A primeira classe é a dos fleumáticos e indolentes. O seu equilíbrio não se abala com facilidade; isso, porém, não pode ser chamado de "determinação", pois não há oportunidade para qualquer manifestação externa de poder. Tais homens, entretanto, a partir de sua própria apatia, possuem um certo valor na guerra. Muitas vezes falta-lhes energia e atividade, porém muito raramente revelam-se fracassos totais.

A segunda classe é composta tanto por homens exaltados, cujos sentimentos nunca atingem uma grande intensidade, como por homens calmos e sensíveis. Ambos são prontamente levados a agir por pequenas circunstâncias, porém não conseguem comandar grandes questões. Embora na guerra não lhes falte atividade, nem solidez, eles não conseguem realizar nada de realmente grande.

Na terceira categoria encontram-se homens altamente exaltados, cujos sentimentos inflamam-se rapidamente, como pólvora, porém não vão adiante. Tal temperamento é, em si, mal-adaptado à vida prática tanto no período de paz como no de guerra. Seus impulsos são fortes, porém momentâneos. Mas, se, em tais homens, sua excitabilidade for combinada com coragem e ambição, eles podem obter resultados valiosos em níveis inferiores, uma vez que as ações especificas necessárias nos níveis mais baixos são naturalmente de curta duração. Neste nível, uma única decisão arrojada ou um sinal psicológico é, de modo geral, o suficiente para mudar o resultado de uma batalha.

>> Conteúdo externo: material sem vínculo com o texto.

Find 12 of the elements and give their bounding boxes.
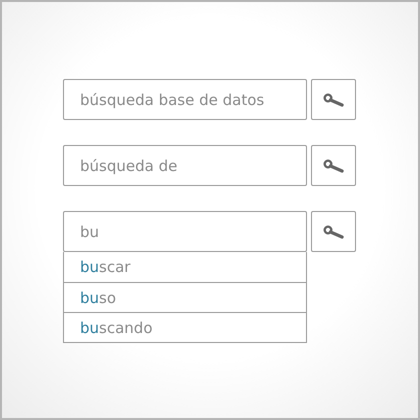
search-button[interactable] bbox=[311, 79, 356, 120]
suggestion-item[interactable]: buscando bbox=[64, 312, 306, 342]
suggestion-item[interactable]: buscar bbox=[64, 252, 306, 282]
search-button[interactable] bbox=[311, 145, 356, 186]
search-icon bbox=[322, 224, 344, 238]
suggestion-item[interactable]: buso bbox=[64, 282, 306, 312]
search-field[interactable]: bu bbox=[63, 211, 307, 252]
search-button[interactable] bbox=[311, 211, 356, 252]
search-field[interactable]: búsqueda base de datos bbox=[63, 79, 307, 120]
search-icon bbox=[322, 92, 344, 106]
search-icon bbox=[322, 158, 344, 172]
search-field[interactable]: búsqueda de bbox=[63, 145, 307, 186]
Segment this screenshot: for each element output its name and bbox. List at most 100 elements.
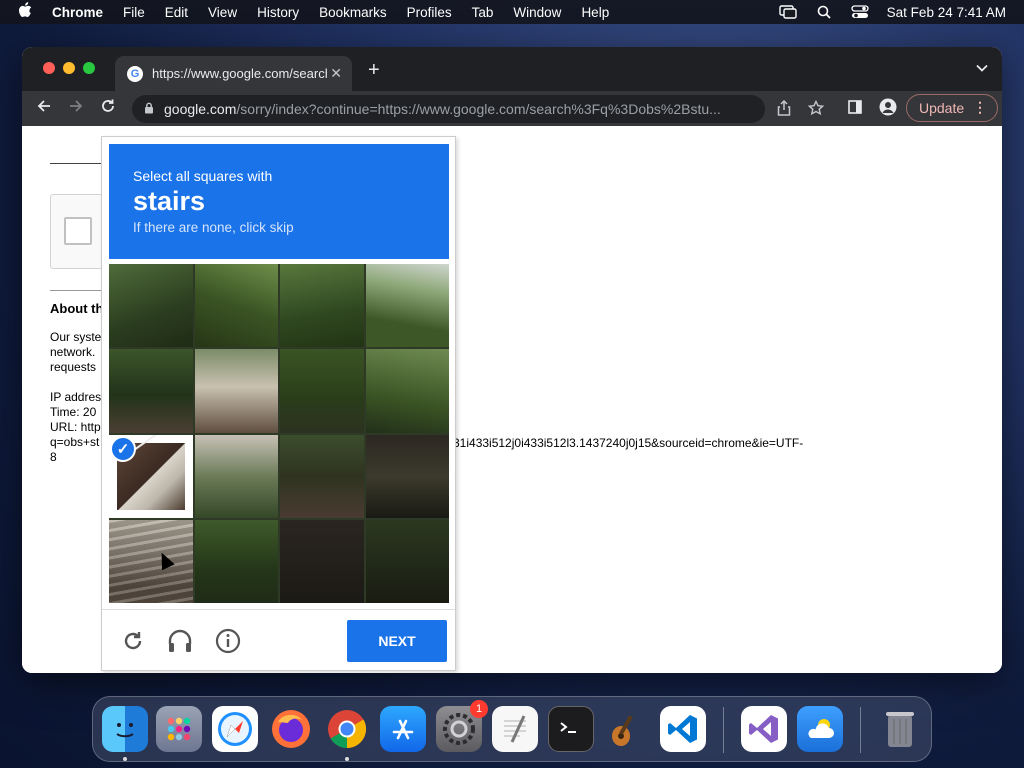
menu-app-name[interactable]: Chrome	[52, 5, 103, 20]
profile-avatar-icon[interactable]	[879, 98, 897, 119]
terminal-icon[interactable]	[548, 706, 594, 752]
next-button[interactable]: NEXT	[347, 620, 447, 662]
dock: 1	[92, 696, 932, 762]
paragraph-line: requests	[50, 360, 97, 374]
captcha-tile[interactable]	[280, 349, 364, 433]
share-icon[interactable]	[777, 99, 791, 119]
menu-help[interactable]: Help	[581, 5, 609, 20]
time-line: Time: 20	[50, 405, 97, 419]
paragraph-line: network.	[50, 345, 96, 359]
stairs-texture	[109, 519, 193, 603]
firefox-icon[interactable]	[268, 706, 314, 752]
captcha-tile[interactable]	[365, 264, 449, 348]
dock-separator	[860, 707, 861, 753]
running-indicator	[345, 757, 349, 761]
captcha-tile[interactable]	[194, 434, 278, 518]
minimize-window-button[interactable]	[63, 62, 75, 74]
close-window-button[interactable]	[43, 62, 55, 74]
captcha-tile[interactable]	[365, 434, 449, 518]
captcha-tile[interactable]	[280, 264, 364, 348]
back-arrow-icon[interactable]	[36, 98, 52, 119]
info-icon[interactable]	[214, 627, 242, 655]
captcha-tile[interactable]	[109, 519, 193, 603]
menu-view[interactable]: View	[208, 5, 237, 20]
more-menu-icon[interactable]: ⋮	[973, 99, 987, 116]
finder-icon[interactable]	[102, 706, 148, 752]
visual-studio-icon[interactable]	[741, 706, 787, 752]
update-label: Update	[919, 100, 965, 116]
captcha-footer: NEXT	[102, 609, 455, 671]
captcha-challenge: Select all squares with stairs If there …	[101, 136, 456, 671]
launchpad-icon[interactable]	[156, 706, 202, 752]
forward-arrow-icon[interactable]	[68, 98, 84, 119]
captcha-tile[interactable]	[280, 519, 364, 603]
menu-window[interactable]: Window	[513, 5, 561, 20]
lock-icon[interactable]	[144, 102, 154, 117]
vscode-icon[interactable]	[660, 706, 706, 752]
spotlight-search-icon[interactable]	[815, 5, 833, 19]
garageband-guitar-icon[interactable]	[604, 706, 650, 752]
tile-selected-check-icon: ✓	[110, 435, 136, 462]
browser-toolbar: google.com/sorry/index?continue=https://…	[22, 91, 1002, 126]
tab-search-chevron-icon[interactable]	[976, 61, 988, 75]
captcha-instruction: Select all squares with	[133, 168, 273, 184]
new-tab-plus-icon[interactable]: +	[368, 59, 380, 82]
notification-badge: 1	[470, 700, 488, 718]
tab-title: https://www.google.com/search?q=obs+stu	[152, 66, 327, 81]
captcha-keyword: stairs	[133, 186, 206, 216]
dock-separator	[723, 707, 724, 753]
side-panel-icon[interactable]	[848, 100, 862, 117]
captcha-tile[interactable]	[109, 264, 193, 348]
chrome-dock-icon[interactable]	[324, 706, 370, 752]
captcha-tile[interactable]	[365, 519, 449, 603]
bookmark-star-icon[interactable]	[807, 99, 825, 119]
menu-bar: Chrome File Edit View History Bookmarks …	[0, 0, 1024, 24]
address-bar[interactable]: google.com/sorry/index?continue=https://…	[132, 95, 765, 123]
divider	[50, 163, 104, 164]
url-line: URL: http	[50, 420, 101, 434]
screen-mirroring-icon[interactable]	[778, 5, 797, 19]
paragraph-line: Our syste	[50, 330, 102, 344]
captcha-subtext: If there are none, click skip	[133, 220, 294, 235]
url-domain: google.com	[164, 101, 237, 117]
url-path: /sorry/index?continue=https://www.google…	[236, 101, 721, 117]
captcha-tile[interactable]	[365, 349, 449, 433]
menu-edit[interactable]: Edit	[165, 5, 188, 20]
menubar-clock[interactable]: Sat Feb 24 7:41 AM	[887, 5, 1006, 20]
menu-profiles[interactable]: Profiles	[407, 5, 452, 20]
system-preferences-icon[interactable]: 1	[436, 700, 488, 752]
weather-icon[interactable]	[797, 706, 843, 752]
url-end-line: 8	[50, 450, 57, 464]
url-query-tail: 31i433i512j0i433i512l3.1437240j0j15&sour…	[453, 436, 804, 450]
control-center-icon[interactable]	[851, 5, 869, 19]
textedit-icon[interactable]	[492, 706, 538, 752]
captcha-tile[interactable]	[194, 519, 278, 603]
app-store-icon[interactable]	[380, 706, 426, 752]
active-tab[interactable]: G https://www.google.com/search?q=obs+st…	[115, 56, 352, 91]
about-heading: About th	[50, 301, 104, 316]
reload-icon[interactable]	[100, 98, 116, 119]
google-favicon-icon: G	[127, 65, 143, 82]
audio-challenge-headphones-icon[interactable]	[166, 627, 194, 655]
ip-address-line: IP addres	[50, 390, 102, 404]
tab-strip: G https://www.google.com/search?q=obs+st…	[22, 47, 1002, 91]
captcha-tile[interactable]	[194, 349, 278, 433]
captcha-tile[interactable]	[194, 264, 278, 348]
safari-icon[interactable]	[212, 706, 258, 752]
recaptcha-checkbox[interactable]	[64, 217, 92, 245]
trash-icon[interactable]	[877, 706, 923, 752]
divider	[50, 290, 104, 291]
menu-tab[interactable]: Tab	[472, 5, 494, 20]
captcha-tile[interactable]	[109, 349, 193, 433]
fullscreen-window-button[interactable]	[83, 62, 95, 74]
reload-challenge-icon[interactable]	[119, 627, 147, 655]
menu-file[interactable]: File	[123, 5, 145, 20]
close-tab-icon[interactable]: ✕	[330, 65, 342, 82]
captcha-tile[interactable]	[280, 434, 364, 518]
update-button[interactable]: Update ⋮	[906, 94, 998, 122]
captcha-tile[interactable]: ✓	[109, 434, 193, 518]
menu-history[interactable]: History	[257, 5, 299, 20]
apple-menu-icon[interactable]	[18, 2, 32, 22]
menu-bookmarks[interactable]: Bookmarks	[319, 5, 387, 20]
running-indicator	[123, 757, 127, 761]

Esses homens cujos sentimentos alteram-se tão rapidamente, entretanto acham difícil manter o seu equilíbrio, têm tendência a "perder a cabeça", um dos seus piores defeitos na guerra. Porém, não se pode afirmar que esses temperamentais exaltados jamais são fortes, isto é, jamais mantêm o seu equilíbrio apesar da excitação. Embora homens como estes, de modo geral, não confiem, a principio, em si mesmos, eles podem, por meio de estudo, treino e experiência, adquirir uma forma de autoconfiança à qual podem recorrer em momentos cruciais.

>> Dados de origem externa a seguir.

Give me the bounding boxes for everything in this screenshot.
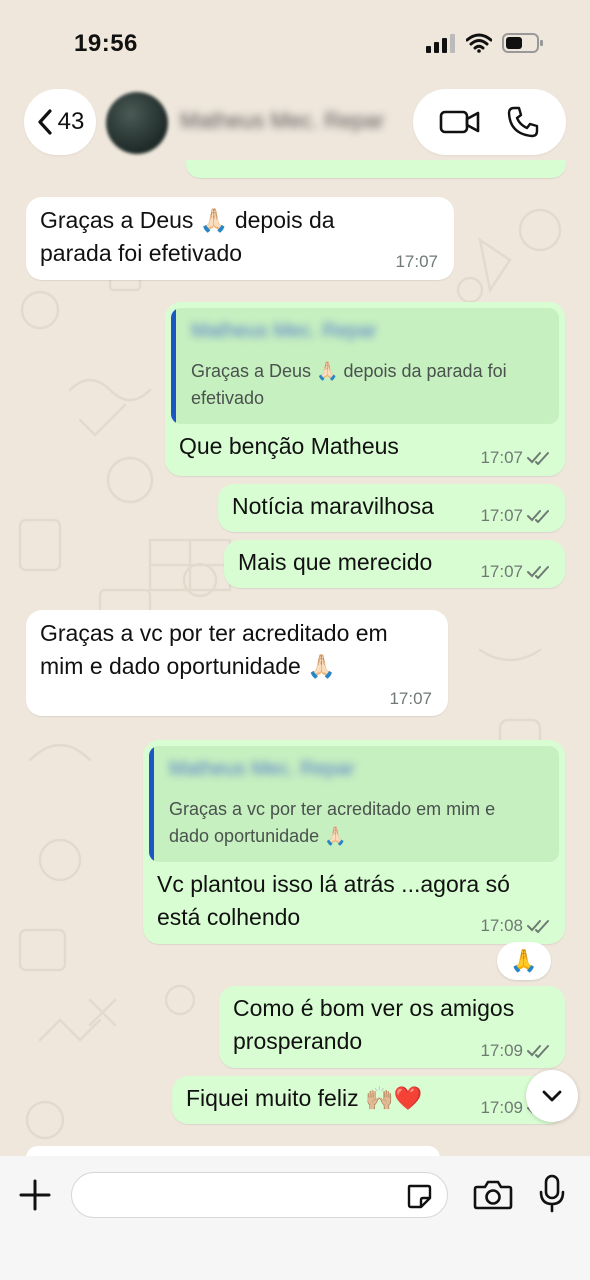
message-text: Mais que merecido [238,549,433,575]
message-text: Como é bom ver os amigos prosperando [233,995,515,1054]
quoted-text: Graças a Deus 🙏🏻 depois da parada foi ef… [191,361,507,408]
message-bubble-outgoing[interactable]: Matheus Mec. Repar Graças a Deus 🙏🏻 depo… [165,302,565,476]
avatar[interactable] [106,92,168,154]
quoted-sender: Matheus Mec. Repar [191,320,377,342]
message-reaction[interactable]: 🙏 [497,942,551,980]
quoted-message[interactable]: Matheus Mec. Repar Graças a Deus 🙏🏻 depo… [171,308,559,424]
message-text: Que benção Matheus [179,433,399,459]
status-icons [426,32,544,54]
message-time: 17:07 [480,506,551,526]
message-time: 17:08 [480,916,551,936]
message-bubble-outgoing[interactable]: Notícia maravilhosa 17:07 [218,484,565,532]
message-bubble-incoming[interactable]: Graças a Deus 🙏🏻 depois da parada foi ef… [26,197,454,280]
message-time: 17:07 [395,252,438,271]
battery-icon [502,33,543,53]
message-bubble-incoming[interactable]: Graças a vc por ter acreditado em mim e … [26,610,448,716]
message-time: 17:09 [480,1041,551,1061]
scroll-to-bottom-button[interactable] [526,1070,578,1122]
contact-name[interactable]: Matheus Mec. Repar [180,108,384,134]
phone-icon[interactable] [506,105,540,139]
unread-count: 43 [57,108,85,135]
composer-bar [0,1156,590,1280]
quoted-sender: Matheus Mec. Repar [169,758,355,780]
camera-icon[interactable] [473,1178,513,1212]
message-time: 17:07 [389,689,432,708]
chevron-down-icon [542,1090,562,1102]
message-text: Notícia maravilhosa [232,493,434,519]
quoted-text: Graças a vc por ter acreditado em mim e … [169,799,496,846]
message-bubble-outgoing[interactable]: Mais que merecido 17:07 [224,540,565,588]
message-bubble-outgoing[interactable]: Fiquei muito feliz 🙌🏼❤️ 17:09 [172,1076,565,1124]
message-text: Graças a Deus 🙏🏻 depois da parada foi ef… [40,207,335,266]
chat-screen: 19:56 43 Matheus Mec. Repar Graças a Deu… [0,0,590,1280]
read-receipt-icon [527,566,549,579]
read-receipt-icon [527,920,549,933]
microphone-icon[interactable] [538,1174,566,1214]
status-time: 19:56 [74,30,138,57]
message-time: 17:07 [480,562,551,582]
read-receipt-icon [527,452,549,465]
message-bubble-outgoing[interactable]: Como é bom ver os amigos prosperando 17:… [219,986,565,1068]
message-text: Vc plantou isso lá atrás ...agora só est… [157,871,510,930]
signal-icon [426,34,455,53]
wifi-icon [466,33,492,53]
chevron-left-icon [38,109,52,135]
quoted-message[interactable]: Matheus Mec. Repar Graças a vc por ter a… [149,746,559,862]
quote-accent-bar [149,746,154,862]
message-bubble-partial [186,160,566,178]
video-call-icon[interactable] [439,107,481,137]
read-receipt-icon [527,510,549,523]
call-actions [413,89,566,155]
message-text: Fiquei muito feliz 🙌🏼❤️ [186,1085,423,1111]
message-bubble-outgoing[interactable]: Matheus Mec. Repar Graças a vc por ter a… [143,740,565,944]
back-button[interactable]: 43 [24,89,96,155]
message-text: Graças a vc por ter acreditado em mim e … [40,620,388,679]
status-bar: 19:56 [0,0,590,80]
message-input[interactable] [71,1172,448,1218]
message-time: 17:07 [480,448,551,468]
sticker-icon[interactable] [405,1182,433,1210]
quote-accent-bar [171,308,176,424]
plus-icon[interactable] [18,1178,52,1212]
read-receipt-icon [527,1045,549,1058]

É impossível fazermos uma nítida distinção entre esses homens, conforme indicadas por Clausewitz. Muitas vezes pode ser difícil dizer a que classe pertence um determinado indivíduo. O próprio Clausewitz diz que é contrário à afirmação de que indivíduos de natureza exaltada não conseguem, mesmo em meio à sua excitação, manter o equilíbrio.

Se o contrapeso adequado pode ser encontrado pelo treino, auto-estudo e experiência, os homens dessa classe dificilmente podem distinguir-se daqueles pertencentes à quarta categoria; isto é, aqueles que não são prontamente movidos por pequenas questões e que não entram em ação de forma súbita, porém gradualmente, e cujas emoções são poderosas e duradouras. Seus sentimentos são fortes, no entanto encontram-se profundamente escondidos. Esses homens estão para as outras classes assim como um brilho está para uma chama; eles possuem o poder dos titãs de mover grandes pesos, que podem ser comparados às dificuldades militares.

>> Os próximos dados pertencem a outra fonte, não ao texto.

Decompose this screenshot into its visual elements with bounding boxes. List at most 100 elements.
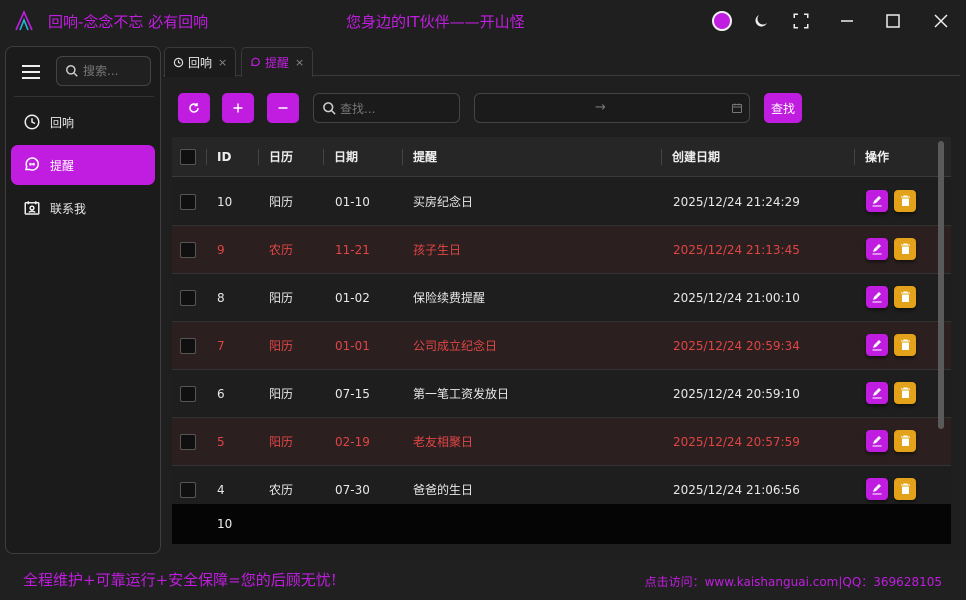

Portanto, devemos estar sempre alerta às emoções, pois estas podem nos fornecer informações importantes sobre nós mesmos e sobre as outras pessoas em diversas situações. O desenvolvimento da autoconsciência emocional é uma realidade que deve estar presente no decorrer da formação militar, nas academias militares nos próximos anos.

Não necessitamos de soldados sem emoções, insensíveis ao perigo ou mesmo à guerra. A familiaridade com o perigo não faz, necessariamente, um homem desprezá-lo. O corpo torna-se mais forte e mais capaz para enfrentar as adversidades; porém o coração e o espírito tornam-se cansados e começam a desejar um fim aos seus problemas. Por isso, é indispensável a compreensão e estudo das emoções que um soldado leva consigo para a batalha. O soldado deve entender o que significa e como levar inteligência à emoção. Essa compreensão, em si mesma, pode ajudar em não transformar soldados insensíveis aos sofrimentos da guerra mais sim a permanecer indiferentes ao sofrimento da guerra. Já dizia Von Der Goltz: "apenas alguns poucos e raros soldados, inspirados pelo mais alto espírito de dever, podem permanecer indiferentes aos sofrimentos da guerra".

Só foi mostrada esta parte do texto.